Четыре недели спустя, после того как негр не появился в оркестре, Набо решил расчесать хвост одной из лошадей. Прежде он ни разу не расчесывал им хвосты, лишь скреб бока, напевая. Но в среду, сходив на рынок и увидев там отменный гребень, понял: «Он именно для того, чтобы расчесывать лошадям хвосты». Вот тогда и лягнула его лошадь, сделав дурачком на всю оставшуюся жизнь, десять или пятнадцать лет назад. Кто-то в доме сказал:
– Конечно, лучше было бы ему умереть, чем потерять рассудок и не иметь ничего в будущем.
Мы заперли его в комнате и туда больше никто не входил. Мы были уверены, что он там и девочка ни разу не заводила граммофон. И вообще интерес ко всему этому пропал. Убедившись в том, что удар копыта лишил его разума и подкова навеки очертила круг, за который не сможет выбраться его несчастный сдвинувшийся рассудок, мы заперли его, как запирают лошадь. Заточили в четырех стенах, не решившись его просто убить каким-либо способом, молчаливо пришли к согласию, что он и так скончается, не выдержав одиночества. Четырнадцать лет прошло с тех пор, и однажды подросшие дети выказали желание посмотреть на него. И отперли дверь.
Набо вновь посмотрел на мужчину.
– Меня лягнула лошадь, – сказал он.
Мужчина произнес:
– Ты сто лет твердишь одно и то же, а между тем мы ждем тебя в хоре.
Набо тряхнул головой и погрузил лоб в сено, мучительно силясь что-либо вспомнить.
– Я расчесывал лошади хвост, когда это произошло.
Мужчина не возразил, но сказал:
– Все дело в том, что нам бы действительно очень хотелось видеть тебя в хоре.
– Значит, выходит, напрасно я купил тогда гребень.
– Ты все равно не убежал бы от судьбы. Мы решили, что ты увидишь гребень и пожелаешь расчесать лошадям хвосты.
– Но я же никогда не вставал позади лошади.
И мужчина, по-прежнему тихо, успокаивающе промолвил:
– А на сей раз встал, и лошадь тебя лягнула. Другой возможности у нас не было.
Этот бессмысленный беспощадный разговор продолжался, пока кто-то в доме не заметил:
– Пятнадцать лет эту дверь не открывали.
За все эти долгие годы девочка не выросла.
Ей уже было за тридцать, и, открыв дверь, мы увидели, что она сидит все в той же позе, глядя в стену, и паутинка печальных морщинок покрыла ее веки. Она повернулась к нам, будто принюхиваясь к чему-то, и мы поспешили снова запереть комнату, решив: «Не стоит тревожить Набо. Он даже не шевелится. О его смерти мы узнаем по запаху». И кто-то добавил:
– Или по еде. Он всегда съедает, что дают.

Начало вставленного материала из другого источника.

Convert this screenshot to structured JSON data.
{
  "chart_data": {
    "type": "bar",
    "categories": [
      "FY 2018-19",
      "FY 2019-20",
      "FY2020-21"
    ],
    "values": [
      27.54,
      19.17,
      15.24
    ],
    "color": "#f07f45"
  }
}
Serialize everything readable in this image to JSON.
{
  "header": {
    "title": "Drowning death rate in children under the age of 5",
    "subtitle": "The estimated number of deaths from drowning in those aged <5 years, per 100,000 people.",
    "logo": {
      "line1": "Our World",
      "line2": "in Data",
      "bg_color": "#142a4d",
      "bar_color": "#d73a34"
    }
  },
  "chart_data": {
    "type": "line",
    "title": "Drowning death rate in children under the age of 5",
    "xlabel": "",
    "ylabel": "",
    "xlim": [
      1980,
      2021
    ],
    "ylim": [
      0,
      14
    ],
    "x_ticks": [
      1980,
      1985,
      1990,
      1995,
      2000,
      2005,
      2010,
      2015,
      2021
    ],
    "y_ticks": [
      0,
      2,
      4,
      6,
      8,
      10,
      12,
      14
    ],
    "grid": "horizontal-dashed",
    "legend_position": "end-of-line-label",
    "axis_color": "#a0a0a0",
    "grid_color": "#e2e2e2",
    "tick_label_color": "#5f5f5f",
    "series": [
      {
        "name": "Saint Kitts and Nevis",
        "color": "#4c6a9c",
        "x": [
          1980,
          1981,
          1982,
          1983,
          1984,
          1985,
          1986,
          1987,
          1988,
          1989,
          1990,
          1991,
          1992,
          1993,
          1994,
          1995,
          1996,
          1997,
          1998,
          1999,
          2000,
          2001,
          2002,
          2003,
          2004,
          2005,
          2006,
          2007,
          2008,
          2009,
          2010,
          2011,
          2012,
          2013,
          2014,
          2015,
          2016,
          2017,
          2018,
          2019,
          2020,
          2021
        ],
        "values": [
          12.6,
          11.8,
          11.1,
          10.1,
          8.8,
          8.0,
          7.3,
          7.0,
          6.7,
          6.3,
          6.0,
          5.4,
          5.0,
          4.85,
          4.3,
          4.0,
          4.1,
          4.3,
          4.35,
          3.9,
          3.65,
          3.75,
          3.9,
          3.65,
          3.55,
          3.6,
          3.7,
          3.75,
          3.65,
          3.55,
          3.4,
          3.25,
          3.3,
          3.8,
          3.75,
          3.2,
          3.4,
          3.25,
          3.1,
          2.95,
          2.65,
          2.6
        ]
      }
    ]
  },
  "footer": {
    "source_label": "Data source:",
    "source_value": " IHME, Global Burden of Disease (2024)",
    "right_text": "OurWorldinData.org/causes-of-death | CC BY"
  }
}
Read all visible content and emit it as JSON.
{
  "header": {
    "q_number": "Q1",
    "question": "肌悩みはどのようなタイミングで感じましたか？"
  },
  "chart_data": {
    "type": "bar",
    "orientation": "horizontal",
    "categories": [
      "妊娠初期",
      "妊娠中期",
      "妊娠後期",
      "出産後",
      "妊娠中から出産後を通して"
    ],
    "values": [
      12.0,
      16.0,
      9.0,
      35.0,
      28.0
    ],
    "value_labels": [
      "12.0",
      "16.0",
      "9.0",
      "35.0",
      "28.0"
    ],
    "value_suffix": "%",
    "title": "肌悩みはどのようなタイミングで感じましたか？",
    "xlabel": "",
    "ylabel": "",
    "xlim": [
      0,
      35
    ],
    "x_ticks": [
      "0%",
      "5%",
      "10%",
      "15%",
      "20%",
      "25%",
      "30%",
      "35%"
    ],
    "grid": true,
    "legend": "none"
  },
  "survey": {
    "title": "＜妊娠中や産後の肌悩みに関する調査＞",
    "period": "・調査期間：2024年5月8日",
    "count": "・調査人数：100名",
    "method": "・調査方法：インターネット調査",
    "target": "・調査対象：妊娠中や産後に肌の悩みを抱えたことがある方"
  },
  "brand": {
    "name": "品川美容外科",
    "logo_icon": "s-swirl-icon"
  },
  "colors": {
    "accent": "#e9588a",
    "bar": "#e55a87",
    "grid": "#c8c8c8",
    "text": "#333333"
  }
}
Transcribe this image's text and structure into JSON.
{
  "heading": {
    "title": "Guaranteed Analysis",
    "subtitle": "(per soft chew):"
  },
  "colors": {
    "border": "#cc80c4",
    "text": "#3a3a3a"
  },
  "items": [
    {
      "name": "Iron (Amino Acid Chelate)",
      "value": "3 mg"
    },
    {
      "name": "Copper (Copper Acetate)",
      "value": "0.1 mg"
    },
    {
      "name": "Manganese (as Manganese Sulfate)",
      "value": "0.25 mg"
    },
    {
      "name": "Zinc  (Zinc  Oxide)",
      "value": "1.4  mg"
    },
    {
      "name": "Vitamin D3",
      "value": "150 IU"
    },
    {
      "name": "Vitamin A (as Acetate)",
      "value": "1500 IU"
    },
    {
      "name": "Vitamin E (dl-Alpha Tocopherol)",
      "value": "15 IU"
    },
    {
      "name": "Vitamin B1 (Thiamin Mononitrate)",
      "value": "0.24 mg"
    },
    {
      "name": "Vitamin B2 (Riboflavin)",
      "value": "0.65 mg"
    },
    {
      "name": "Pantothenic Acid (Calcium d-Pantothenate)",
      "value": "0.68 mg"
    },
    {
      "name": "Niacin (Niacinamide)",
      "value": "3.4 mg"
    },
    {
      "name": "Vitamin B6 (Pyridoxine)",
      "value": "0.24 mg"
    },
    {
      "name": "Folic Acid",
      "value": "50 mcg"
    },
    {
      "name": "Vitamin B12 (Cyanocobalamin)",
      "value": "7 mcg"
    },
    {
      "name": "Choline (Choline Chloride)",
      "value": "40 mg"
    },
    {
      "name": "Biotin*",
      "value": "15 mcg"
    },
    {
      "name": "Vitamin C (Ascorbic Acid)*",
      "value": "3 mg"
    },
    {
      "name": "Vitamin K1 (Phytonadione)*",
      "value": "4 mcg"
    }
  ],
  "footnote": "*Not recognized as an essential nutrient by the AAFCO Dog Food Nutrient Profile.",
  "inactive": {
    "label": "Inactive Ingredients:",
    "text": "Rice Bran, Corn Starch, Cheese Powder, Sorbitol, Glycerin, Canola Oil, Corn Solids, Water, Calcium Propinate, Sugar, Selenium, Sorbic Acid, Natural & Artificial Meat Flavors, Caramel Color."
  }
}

И все шло по-прежнему, только девочка смотрела теперь не на стену, а на дверь, принюхиваясь к едким запахам, проникающим через замочную скважину. Однажды на рассвете вдруг раздался давно забытый сипловатый металлический скрежет, какой издает граммофон, когда его заводят. Мы поднялись, зажгли лампу и услышали грустную мелодию, много лет назад вышедшую из моды. Граммофон звучал все резче и громче, пока не раздался сухой треск. Но музыка все играла, когда мы вошли в комнату и увидели девочку, держащую в руке заводную ручку, отломанную от корпуса. Все замерли. И девочка не шевелилась, равнодушно уставившись в одну точку, с прижатой к виску ручкой. Мы молча разошлись по своим комнатам, пытаясь вспомнить, умела ли девочка самостоятельно заводить граммофон. Маловероятно, что кто-то из нас смог уснуть в ту ночь. Мы размышляли над тем, что произошло, вслушиваясь в незамысловатый мотив с пластинки, продолжавший звучать.